At age 23, David Belton received a job that would be any journalist’s dream. He began working for BBC’s current affairs program Newsnight, which he would later produce and direct for six years. During that time, Belton covered a wealth of world events, such as the eviction of Margaret Thatcher, the war in Bosnia, and the collapse of the Soviet Union. Yet in 1994, Belton covered an event that shook him to his very core. During a 100-day period in Rwanda, an estimated 800,000 Tutsis were slaughtered. It wouldn’t be until eight years later that Belton would decide to write a film about the genocide.
Beyond the Gates, produced and co-written by Belton, focuses on a Catholic priest and English teacher who find themselves caught up in the impending genocide. Both men must decide whether to flee for safety, or stay with the doomed Rwandans. The film stars John Hurt and Hugh Dancy, was directed by Michael Caton-Jones, and opened in Chicago last Friday. The Chronicle had the honor to speak with David Belton about his extraordinary experience in Rwanda, as well as the film it inspired.
The Chronicle: Describe your experience covering the 1994 Rwanda genocide.
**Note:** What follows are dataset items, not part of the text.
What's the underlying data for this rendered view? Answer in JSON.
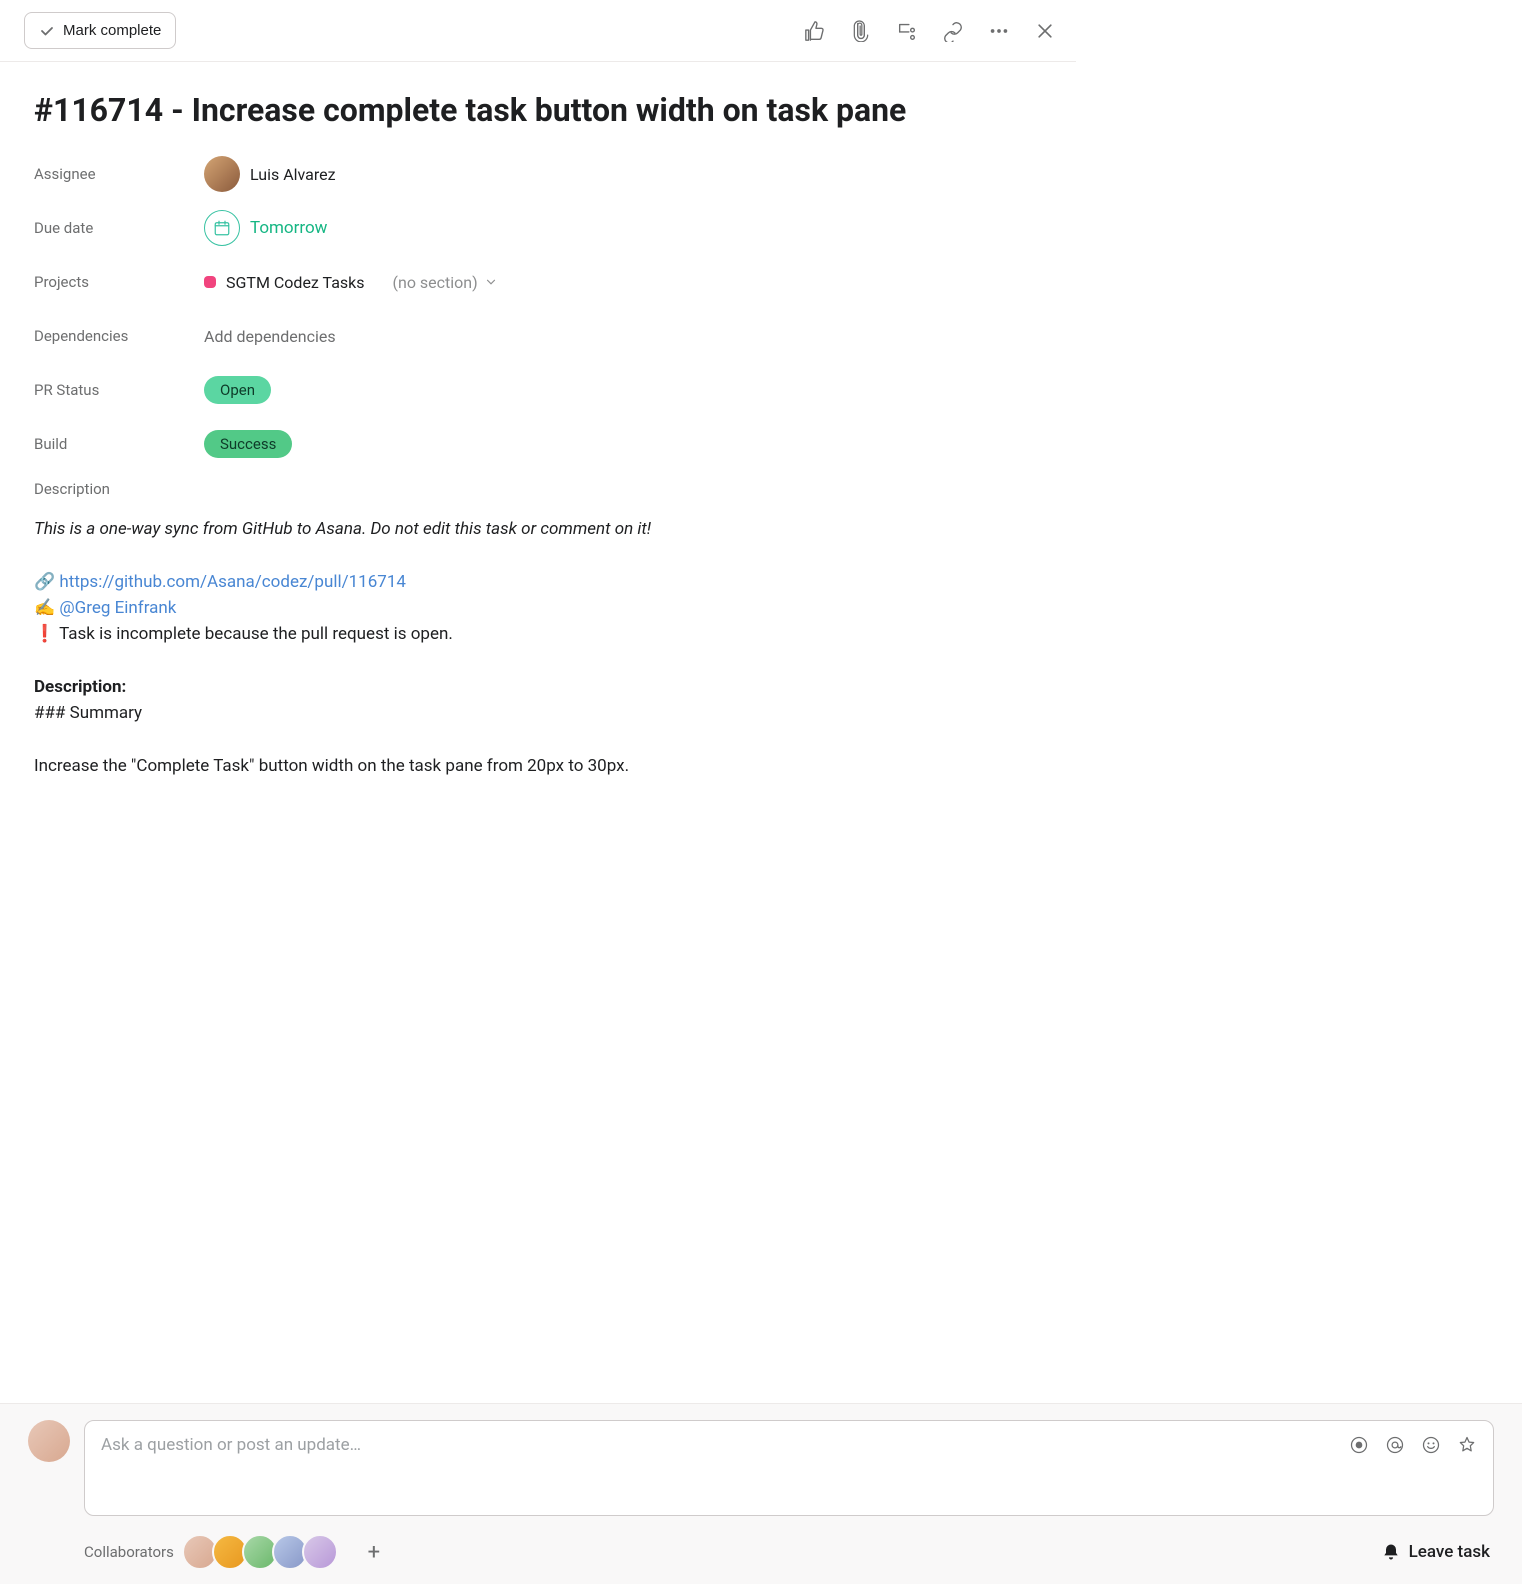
{
  "toolbar": {
    "mark_complete": "Mark complete"
  },
  "title": "#116714 - Increase complete task button width on task pane",
  "fields": {
    "assignee_label": "Assignee",
    "assignee_name": "Luis Alvarez",
    "due_label": "Due date",
    "due_value": "Tomorrow",
    "projects_label": "Projects",
    "project_name": "SGTM Codez Tasks",
    "project_section": "(no section)",
    "dependencies_label": "Dependencies",
    "dependencies_add": "Add dependencies",
    "pr_status_label": "PR Status",
    "pr_status_value": "Open",
    "build_label": "Build",
    "build_value": "Success",
    "description_label": "Description"
  },
  "description": {
    "sync_notice": "This is a one-way sync from GitHub to Asana. Do not edit this task or comment on it!",
    "link_emoji": "🔗",
    "link_url": "https://github.com/Asana/codez/pull/116714",
    "writer_emoji": "✍️",
    "mention": "@Greg Einfrank",
    "warn_emoji": "❗",
    "warn_text": "Task is incomplete because the pull request is open.",
    "desc_heading": "Description:",
    "summary_heading": "### Summary",
    "summary_body": "Increase the \"Complete Task\" button width on the task pane from 20px to 30px."
  },
  "comment": {
    "placeholder": "Ask a question or post an update…"
  },
  "footer": {
    "collaborators_label": "Collaborators",
    "leave_task": "Leave task"
  },
  "collaborator_count": 5
}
David Belton: It was very unlike anything I’ve done before. I’d seen quite a lot of conflict by then, some in Africa, some in Europe, but I’ve never witnessed that. And it wasn’t just the bodies. I’ve sometimes described it as kind of a moral vacuum. It was as if the whole moral attitude of the country had been sucked out. People were literally walking around doing stuff which the day before was really bad and now was really good, and vica versa. So it was kind of moral inversion going on, sort of a 180 degree, and that as a 26-year-old was quite frightening. There was nothing to grip onto. It was morally slippery. You couldn’t get a foothold on this rock-face.
Were the characters in Beyond the Gates based on people you encountered while covering the genocide?
The part of Father Christopher played by John Hurt was not based so much as inspired by a real priest I knew out there. He was a creation priest named Vjeko Curic. He was one of two priests who stayed throughout the genocide, and he sheltered us when we were there. So he was an extraordinary man, and I felt personally inspired by him and humbled really. What was it that gave him the strength to brave the road blocks day in and day out? It was a burning ideologically spiritual plain that he had that. He was a very magnetic, charismatic character, and in a sense that was an inspiration for the part. Where are the limit of your courage, where is the depth of your faith, and where does it exist? On that continuum, where do you sit? I thought that was sort of an interesting character point from which we could build. [These priests must deal] with a country that day by day gets poorer instead of richer. That’s something people in this country or in the United Kingdom have no understanding of.
Why was the film’s original title Shooting Dogs?
We loved the title because it absolutely summed up the internal hypocrisy of what happened with the west and our relationship with Africa, and in particular Rwanda. We colonized the place, and then we abandoned it, and it’s typified in a UN soldier saying ‘the only thing we can do is shoot dogs.’ From that scene came the title. The reason we changed it was because it’s a tough title, and though it worked pretty well in Rwanda and the UK, we wanted to try to make this film have a broader base and to bring people in. It’s tough to get people into a film about genocide.
Describe the screening for Beyond the Gates that was held in Rwanda.
I was there at the Rwanda screening having a hernia trying to get it all done. It rained five hours, and it swamped the stadium, the screen collapsed, [and] the electricity exploded. We knew it wasn’t going to happen. There were 3,000 people shivering under the stands, and we just thought this was a disaster. If there is a god, [this proved it.] The electricity started up and the screen lifted. We played [the film] for an hour and fifty minutes and there wasn’t one malfunction. There were tears pouring down my face. It was a very moving experience. Rwandans were blown away and very upset by it. They found it traumatic, and they were pleased that [the film was] part of their cultural history. That’s what the Rwandan minister [Joseph Habineza] said after the screening. We felt that this was what it’s all about. If we can get audiences here in Chicago, great, but that was the mother-load.
What message do you want audiences to take away from this film?
Don’t believe politicians when they tell you stuff because they’re probably not telling you the truth. They certainly didn’t tell the truth in ‘94 in America, and they didn’t in Britain either. Both our governments actively conspired to reduce the US force in Rwanda, so John Major and Bill Clinton have a lot to answer for. I think healthy, rational skepticism of our political leaders is really important. One of the messages of this film is that we’re all much closer to each other than we realize. If that is the case, and I do believe it is, look at the cultural exchange that goes on now, what with the Internet and blogging. When I was a student twenty years ago, we just had pen pals. Now we have dialogue every day with some guy in Tangier. We are really living in a much closer world now, and there’s really no excuse now.